Maja trafiła do mnie razem z siostrą i dwójką innych kociaków z sąsiedniego podwórka. Wszystkie były dzikie, syczące, warczące i nieprzyjazne. Początkowo Majka była chyba najbardziej proludzka z całej tej czwórki. Już drugiego dnia, po odrobaczeniu i odpchleniu kociaków, zrobiłam im zdjęcia i wystawiłam je na allegro. Zaczęły dzwonić domki, i wiele z nich było chętnych właśnie na Majkę, ale gdy przychodziły, decydowały się na innego kotka. Maja została w końcu z siostrą. Może mój błąd polegał na tym, że zbyt wcześnie przestałam je izolować i pozwoliłam im przebywać z resztą kotów, ale nie chciałam ich trzymać zamkniętych w łazience tygodniami. U mnie Majka najbardziej zaprzyjaźniła się z Oczkiem - kto wie jaki jest Oczko, nie musi o nic pytać. Myślałam, że nie znajdę dla niej domku, ale domek się znalazł - wspaniały domek aż w Legionowie, z drugą kotką. Maja pojechała, było to pod koniec stycznia 2009.
Pierwsze relacje z domku wyglądały tak:
Niestety nie udało się jechać do lekarza, bo Majka się tak sprytnie ukryła pod naszym łóżkiem, że nie było takiego cudu, żeby ją stamtąd 'wyprosić'. Ale kichnęła w nocy tylko jeden raz, więc nie ma na razie paniki.

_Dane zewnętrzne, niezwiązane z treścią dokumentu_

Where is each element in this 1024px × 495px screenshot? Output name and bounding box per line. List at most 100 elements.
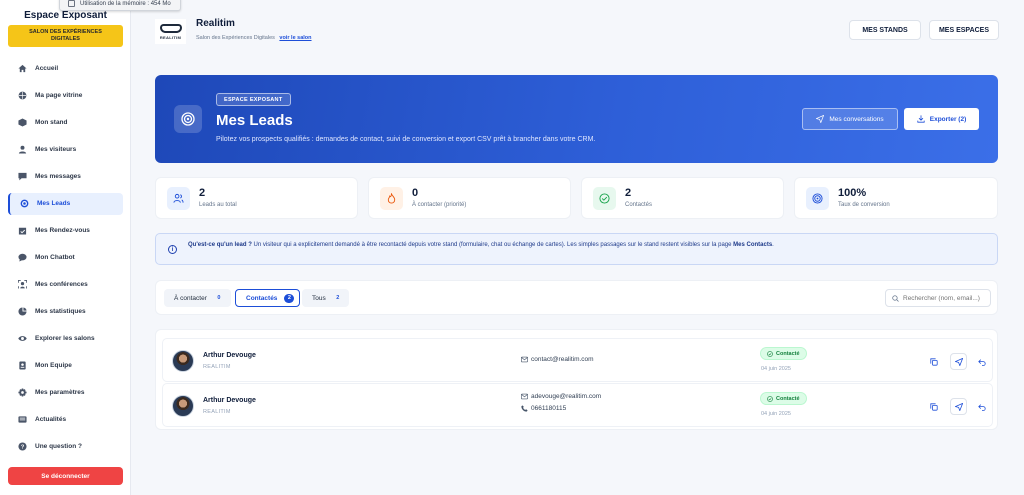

Nie wiem, co się działo, jak nas nie było, ale obie żyją:-) Ran nie widać, mieszkanie nie zdemolowane:-) Wydaje mi się, że Strzyga już bardziej zaczepia Majkę do zabawy niż do bójki. Chociaż burczenie nadal słychać.

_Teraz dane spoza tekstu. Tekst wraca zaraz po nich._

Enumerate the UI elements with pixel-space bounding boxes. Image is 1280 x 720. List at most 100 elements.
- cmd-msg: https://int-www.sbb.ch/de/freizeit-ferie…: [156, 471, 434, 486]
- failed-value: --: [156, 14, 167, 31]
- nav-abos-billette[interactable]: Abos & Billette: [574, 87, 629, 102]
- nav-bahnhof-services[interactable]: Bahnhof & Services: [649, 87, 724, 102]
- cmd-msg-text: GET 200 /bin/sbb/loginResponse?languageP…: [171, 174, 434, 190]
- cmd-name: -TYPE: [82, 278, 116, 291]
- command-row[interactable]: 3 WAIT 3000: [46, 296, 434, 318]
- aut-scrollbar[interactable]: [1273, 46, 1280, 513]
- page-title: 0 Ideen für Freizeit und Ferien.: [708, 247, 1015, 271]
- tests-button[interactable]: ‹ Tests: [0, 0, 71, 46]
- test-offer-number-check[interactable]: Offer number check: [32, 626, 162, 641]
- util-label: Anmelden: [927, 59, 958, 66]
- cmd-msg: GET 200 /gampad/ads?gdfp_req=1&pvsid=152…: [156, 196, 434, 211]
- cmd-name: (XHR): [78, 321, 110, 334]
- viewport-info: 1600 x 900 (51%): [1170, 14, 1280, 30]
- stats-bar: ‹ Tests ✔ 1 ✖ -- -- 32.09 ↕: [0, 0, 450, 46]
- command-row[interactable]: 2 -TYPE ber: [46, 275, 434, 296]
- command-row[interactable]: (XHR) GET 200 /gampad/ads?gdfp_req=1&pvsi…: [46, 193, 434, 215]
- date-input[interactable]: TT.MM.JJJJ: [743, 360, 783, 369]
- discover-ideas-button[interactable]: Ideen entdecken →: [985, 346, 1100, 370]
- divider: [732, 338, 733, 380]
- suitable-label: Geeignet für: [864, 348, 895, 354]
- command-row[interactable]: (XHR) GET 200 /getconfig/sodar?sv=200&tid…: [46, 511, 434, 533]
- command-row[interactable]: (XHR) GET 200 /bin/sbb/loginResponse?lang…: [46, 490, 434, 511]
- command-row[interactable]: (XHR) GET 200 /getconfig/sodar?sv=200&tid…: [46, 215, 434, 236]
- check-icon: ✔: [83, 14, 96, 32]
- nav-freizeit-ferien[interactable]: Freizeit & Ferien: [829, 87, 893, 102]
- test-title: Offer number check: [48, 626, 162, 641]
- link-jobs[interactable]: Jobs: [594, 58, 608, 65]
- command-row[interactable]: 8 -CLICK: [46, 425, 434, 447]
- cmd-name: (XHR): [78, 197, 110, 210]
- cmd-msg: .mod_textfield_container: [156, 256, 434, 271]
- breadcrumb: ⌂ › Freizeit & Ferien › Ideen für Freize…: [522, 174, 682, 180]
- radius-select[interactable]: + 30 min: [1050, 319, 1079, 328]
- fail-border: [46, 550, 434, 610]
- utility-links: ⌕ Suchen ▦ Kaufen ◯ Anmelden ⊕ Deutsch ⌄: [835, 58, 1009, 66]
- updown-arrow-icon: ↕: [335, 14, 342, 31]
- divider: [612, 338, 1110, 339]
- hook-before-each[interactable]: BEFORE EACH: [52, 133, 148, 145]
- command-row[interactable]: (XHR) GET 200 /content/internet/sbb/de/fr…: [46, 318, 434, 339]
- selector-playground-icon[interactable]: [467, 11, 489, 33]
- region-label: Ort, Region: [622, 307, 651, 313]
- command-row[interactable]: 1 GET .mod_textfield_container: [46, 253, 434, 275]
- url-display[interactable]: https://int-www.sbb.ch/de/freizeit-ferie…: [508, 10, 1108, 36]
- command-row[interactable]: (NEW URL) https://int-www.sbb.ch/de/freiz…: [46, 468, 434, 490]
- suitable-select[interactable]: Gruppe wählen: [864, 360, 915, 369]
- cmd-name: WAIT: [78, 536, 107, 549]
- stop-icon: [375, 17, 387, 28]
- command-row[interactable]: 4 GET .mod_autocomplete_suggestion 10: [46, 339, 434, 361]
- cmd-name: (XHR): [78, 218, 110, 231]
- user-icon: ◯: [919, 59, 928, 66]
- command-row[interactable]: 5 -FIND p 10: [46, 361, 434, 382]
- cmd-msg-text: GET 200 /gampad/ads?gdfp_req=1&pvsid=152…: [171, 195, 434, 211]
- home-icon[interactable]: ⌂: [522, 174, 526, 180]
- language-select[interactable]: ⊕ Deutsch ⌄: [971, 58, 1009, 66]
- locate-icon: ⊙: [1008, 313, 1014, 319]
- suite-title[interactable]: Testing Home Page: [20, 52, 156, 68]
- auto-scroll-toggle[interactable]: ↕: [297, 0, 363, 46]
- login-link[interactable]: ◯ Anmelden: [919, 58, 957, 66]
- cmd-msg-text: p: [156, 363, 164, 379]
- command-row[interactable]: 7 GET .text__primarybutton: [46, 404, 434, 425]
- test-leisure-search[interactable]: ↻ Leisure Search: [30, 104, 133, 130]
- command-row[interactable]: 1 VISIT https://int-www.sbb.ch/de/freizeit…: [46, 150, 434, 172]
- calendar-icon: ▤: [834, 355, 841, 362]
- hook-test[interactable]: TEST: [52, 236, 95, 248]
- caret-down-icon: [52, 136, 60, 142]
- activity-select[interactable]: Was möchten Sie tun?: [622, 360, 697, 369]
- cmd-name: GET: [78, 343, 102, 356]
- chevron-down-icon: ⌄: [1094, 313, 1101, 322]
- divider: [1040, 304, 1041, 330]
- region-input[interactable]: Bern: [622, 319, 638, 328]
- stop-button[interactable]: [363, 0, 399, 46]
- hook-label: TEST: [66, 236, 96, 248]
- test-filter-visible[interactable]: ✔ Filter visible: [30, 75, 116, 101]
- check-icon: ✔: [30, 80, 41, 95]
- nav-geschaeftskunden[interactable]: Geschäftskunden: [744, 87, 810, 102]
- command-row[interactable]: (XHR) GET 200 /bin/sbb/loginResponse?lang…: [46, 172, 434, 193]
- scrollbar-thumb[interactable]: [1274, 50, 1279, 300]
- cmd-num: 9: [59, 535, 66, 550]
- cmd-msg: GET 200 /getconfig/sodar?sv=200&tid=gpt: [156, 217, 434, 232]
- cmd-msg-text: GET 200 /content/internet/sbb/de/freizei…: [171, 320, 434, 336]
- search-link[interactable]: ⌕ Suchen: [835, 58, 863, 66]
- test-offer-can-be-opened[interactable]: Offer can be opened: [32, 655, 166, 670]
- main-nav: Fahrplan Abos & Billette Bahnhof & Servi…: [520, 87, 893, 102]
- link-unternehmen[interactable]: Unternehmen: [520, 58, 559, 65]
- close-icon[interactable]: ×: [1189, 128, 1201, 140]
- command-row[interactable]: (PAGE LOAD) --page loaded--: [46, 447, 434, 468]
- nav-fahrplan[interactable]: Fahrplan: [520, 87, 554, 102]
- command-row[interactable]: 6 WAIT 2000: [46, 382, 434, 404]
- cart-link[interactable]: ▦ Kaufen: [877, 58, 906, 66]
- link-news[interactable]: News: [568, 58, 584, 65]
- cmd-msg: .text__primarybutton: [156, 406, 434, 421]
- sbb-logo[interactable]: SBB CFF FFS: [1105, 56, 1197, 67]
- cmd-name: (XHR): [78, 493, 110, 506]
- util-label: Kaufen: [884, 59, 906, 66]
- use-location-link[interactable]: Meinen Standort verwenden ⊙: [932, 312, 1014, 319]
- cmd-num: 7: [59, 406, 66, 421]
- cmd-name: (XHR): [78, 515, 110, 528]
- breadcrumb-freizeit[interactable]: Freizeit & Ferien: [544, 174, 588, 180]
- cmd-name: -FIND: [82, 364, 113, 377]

W nocy nie mogłam powtórzyć sposobu z wczoraj, bo Majka siedziała pod naszym łóżkiem. No i niestety wyszła dopiero, jak usnęliśmy. Nie zjadła i nie wiem, czy była w kuwecie. Ale obwąchałam wszystko i nie widać, żeby załatwiła się gdzieś indziej. Za to biegały dużo obie po całym mieszkaniu - nie wiem, czy się ganiały nawzajem, czy zabawki. Rano zabrałam Strzygę do nas na dwie godziny, wystawiłam świeże jedzenie w Majki miskach, ale nic nie tknęła. Będziemy próbować dzisiaj wczorajszym sposobem. Lepsze wyniki:-)

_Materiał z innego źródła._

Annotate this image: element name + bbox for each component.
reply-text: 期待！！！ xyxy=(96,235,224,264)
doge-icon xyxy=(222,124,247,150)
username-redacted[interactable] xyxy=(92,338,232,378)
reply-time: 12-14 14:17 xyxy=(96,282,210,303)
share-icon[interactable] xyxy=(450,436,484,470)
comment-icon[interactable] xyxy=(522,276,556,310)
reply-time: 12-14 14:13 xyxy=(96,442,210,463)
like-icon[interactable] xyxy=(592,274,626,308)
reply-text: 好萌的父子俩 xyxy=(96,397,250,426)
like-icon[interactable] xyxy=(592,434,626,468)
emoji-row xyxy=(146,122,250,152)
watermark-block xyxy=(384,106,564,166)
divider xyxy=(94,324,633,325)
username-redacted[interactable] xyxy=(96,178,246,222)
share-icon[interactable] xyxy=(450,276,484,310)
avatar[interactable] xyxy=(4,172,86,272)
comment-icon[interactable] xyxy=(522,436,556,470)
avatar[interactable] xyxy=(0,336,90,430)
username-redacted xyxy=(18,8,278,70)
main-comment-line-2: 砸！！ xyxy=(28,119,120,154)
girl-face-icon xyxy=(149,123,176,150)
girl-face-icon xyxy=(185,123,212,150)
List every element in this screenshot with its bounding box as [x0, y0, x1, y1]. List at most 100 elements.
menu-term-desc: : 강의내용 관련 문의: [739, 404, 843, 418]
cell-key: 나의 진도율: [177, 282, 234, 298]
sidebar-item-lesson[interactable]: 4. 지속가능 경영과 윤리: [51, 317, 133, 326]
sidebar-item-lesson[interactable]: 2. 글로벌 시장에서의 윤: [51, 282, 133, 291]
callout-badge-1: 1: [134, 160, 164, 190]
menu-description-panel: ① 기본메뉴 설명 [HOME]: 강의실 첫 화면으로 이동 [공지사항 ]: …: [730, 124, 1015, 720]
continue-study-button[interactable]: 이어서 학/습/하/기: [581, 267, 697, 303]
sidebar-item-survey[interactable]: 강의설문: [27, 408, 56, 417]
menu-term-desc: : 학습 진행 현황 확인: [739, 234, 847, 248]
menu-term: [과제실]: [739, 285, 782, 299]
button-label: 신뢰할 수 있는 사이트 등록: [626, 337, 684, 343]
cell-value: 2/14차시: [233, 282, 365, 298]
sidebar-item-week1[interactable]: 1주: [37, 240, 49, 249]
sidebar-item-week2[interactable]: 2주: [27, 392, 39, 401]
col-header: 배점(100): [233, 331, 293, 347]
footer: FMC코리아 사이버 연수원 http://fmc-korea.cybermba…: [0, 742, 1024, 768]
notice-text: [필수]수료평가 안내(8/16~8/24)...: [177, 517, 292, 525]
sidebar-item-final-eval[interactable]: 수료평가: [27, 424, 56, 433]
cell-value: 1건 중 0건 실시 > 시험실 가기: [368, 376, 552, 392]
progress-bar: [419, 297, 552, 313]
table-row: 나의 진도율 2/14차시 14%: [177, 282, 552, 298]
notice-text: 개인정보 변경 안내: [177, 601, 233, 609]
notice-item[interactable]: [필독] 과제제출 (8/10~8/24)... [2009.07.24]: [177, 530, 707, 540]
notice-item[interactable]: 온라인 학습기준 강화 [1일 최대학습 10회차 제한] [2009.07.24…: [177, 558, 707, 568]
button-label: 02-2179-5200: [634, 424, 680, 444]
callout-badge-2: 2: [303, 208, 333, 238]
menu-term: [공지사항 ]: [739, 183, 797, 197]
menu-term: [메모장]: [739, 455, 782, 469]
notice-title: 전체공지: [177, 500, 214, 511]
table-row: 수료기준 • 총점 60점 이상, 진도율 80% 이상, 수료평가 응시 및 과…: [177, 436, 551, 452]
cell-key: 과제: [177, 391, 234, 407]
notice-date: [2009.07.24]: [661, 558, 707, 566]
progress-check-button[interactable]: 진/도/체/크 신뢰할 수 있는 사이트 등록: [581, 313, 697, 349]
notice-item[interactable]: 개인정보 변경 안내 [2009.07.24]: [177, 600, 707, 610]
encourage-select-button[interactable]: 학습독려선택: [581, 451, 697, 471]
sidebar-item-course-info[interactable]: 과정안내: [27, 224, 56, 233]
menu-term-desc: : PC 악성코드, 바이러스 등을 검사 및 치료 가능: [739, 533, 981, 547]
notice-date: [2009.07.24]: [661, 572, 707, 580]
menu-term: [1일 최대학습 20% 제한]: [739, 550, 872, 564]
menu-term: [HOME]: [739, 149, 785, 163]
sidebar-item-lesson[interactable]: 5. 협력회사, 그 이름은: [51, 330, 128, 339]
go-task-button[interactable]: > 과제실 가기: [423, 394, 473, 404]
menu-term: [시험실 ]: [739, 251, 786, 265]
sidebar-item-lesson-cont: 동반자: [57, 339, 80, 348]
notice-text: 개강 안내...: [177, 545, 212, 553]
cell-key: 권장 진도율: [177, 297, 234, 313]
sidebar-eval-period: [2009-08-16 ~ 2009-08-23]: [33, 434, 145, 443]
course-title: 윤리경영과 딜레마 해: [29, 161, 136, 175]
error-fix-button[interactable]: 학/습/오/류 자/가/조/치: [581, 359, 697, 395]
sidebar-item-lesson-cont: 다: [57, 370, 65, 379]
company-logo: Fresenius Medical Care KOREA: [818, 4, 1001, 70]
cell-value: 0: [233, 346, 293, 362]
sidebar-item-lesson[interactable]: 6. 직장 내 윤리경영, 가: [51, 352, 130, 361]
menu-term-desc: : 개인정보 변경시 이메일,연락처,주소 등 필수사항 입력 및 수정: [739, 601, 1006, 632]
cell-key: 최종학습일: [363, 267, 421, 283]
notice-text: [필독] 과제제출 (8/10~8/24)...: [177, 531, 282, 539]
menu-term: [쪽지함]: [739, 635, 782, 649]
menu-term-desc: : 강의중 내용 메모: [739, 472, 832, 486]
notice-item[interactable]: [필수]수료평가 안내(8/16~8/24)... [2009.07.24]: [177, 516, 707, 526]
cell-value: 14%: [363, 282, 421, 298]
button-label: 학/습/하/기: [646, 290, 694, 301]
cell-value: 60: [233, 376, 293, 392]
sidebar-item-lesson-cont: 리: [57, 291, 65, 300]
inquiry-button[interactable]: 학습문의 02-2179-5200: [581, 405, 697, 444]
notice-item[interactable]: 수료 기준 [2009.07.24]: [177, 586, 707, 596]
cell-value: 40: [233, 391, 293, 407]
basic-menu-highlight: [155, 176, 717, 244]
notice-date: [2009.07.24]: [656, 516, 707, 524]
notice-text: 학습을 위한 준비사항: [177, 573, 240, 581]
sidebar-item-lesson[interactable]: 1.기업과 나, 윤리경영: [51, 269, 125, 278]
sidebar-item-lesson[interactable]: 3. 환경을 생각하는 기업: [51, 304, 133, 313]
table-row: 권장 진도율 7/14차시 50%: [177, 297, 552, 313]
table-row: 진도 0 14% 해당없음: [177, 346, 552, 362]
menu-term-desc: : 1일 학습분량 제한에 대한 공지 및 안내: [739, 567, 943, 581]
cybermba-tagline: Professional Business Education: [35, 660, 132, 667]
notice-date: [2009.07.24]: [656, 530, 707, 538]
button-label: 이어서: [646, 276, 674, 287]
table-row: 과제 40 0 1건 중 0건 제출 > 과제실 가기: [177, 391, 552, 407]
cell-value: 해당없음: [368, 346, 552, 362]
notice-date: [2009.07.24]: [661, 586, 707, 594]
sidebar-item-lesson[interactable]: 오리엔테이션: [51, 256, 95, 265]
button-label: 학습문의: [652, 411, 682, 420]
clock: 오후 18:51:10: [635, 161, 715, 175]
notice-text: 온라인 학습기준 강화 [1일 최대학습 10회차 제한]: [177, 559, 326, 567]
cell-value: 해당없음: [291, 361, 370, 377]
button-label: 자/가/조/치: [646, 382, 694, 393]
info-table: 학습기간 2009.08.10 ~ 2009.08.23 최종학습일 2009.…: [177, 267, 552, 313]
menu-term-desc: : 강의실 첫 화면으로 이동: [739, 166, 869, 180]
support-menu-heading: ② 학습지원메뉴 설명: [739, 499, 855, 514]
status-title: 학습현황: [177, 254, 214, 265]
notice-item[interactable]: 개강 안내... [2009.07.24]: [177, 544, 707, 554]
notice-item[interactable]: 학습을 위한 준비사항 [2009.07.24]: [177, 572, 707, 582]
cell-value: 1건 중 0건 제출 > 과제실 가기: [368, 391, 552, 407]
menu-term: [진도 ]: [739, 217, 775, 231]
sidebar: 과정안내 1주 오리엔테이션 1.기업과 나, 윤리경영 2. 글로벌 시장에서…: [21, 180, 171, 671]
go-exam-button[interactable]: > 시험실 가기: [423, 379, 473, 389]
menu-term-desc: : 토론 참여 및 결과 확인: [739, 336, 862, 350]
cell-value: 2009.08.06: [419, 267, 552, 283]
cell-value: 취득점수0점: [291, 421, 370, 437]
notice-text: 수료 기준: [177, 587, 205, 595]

Postanowiliśmy, że będziemy zabierać Strzygę na noce do swojej sypialni do weekendu, żeby Majka miała szansę poznawać mieszkanie, a w weekend spróbujemy trochę więcej uwagi poświęcić Majce. Spróbować pogłaskać ten fragment, który akurat wystaje (ostatnio schowała się pod kaloryfer i chyba myślała, ze jej nie widać, tymczasem cały zadek się nie zmieścił i sterczał spod kalroryfera, oczywiście udawaliśmy, że nic nie widzimy), pozachęcać zabawkami do wyjścia. Jak wyjdzie, to pokażemy, gdzie kuweta (na noc zdejmuję pokrywę, żeby miała łatwiej). Po prostu spróbujemy delikatnie ją pouspołeczniać:-) Wiemy, że to nie jest kotek miziasty, ale chodzi o to, żeby sobie nie zrobiła krzywdy ze strachu, nie jedząc i nie załatwiając się.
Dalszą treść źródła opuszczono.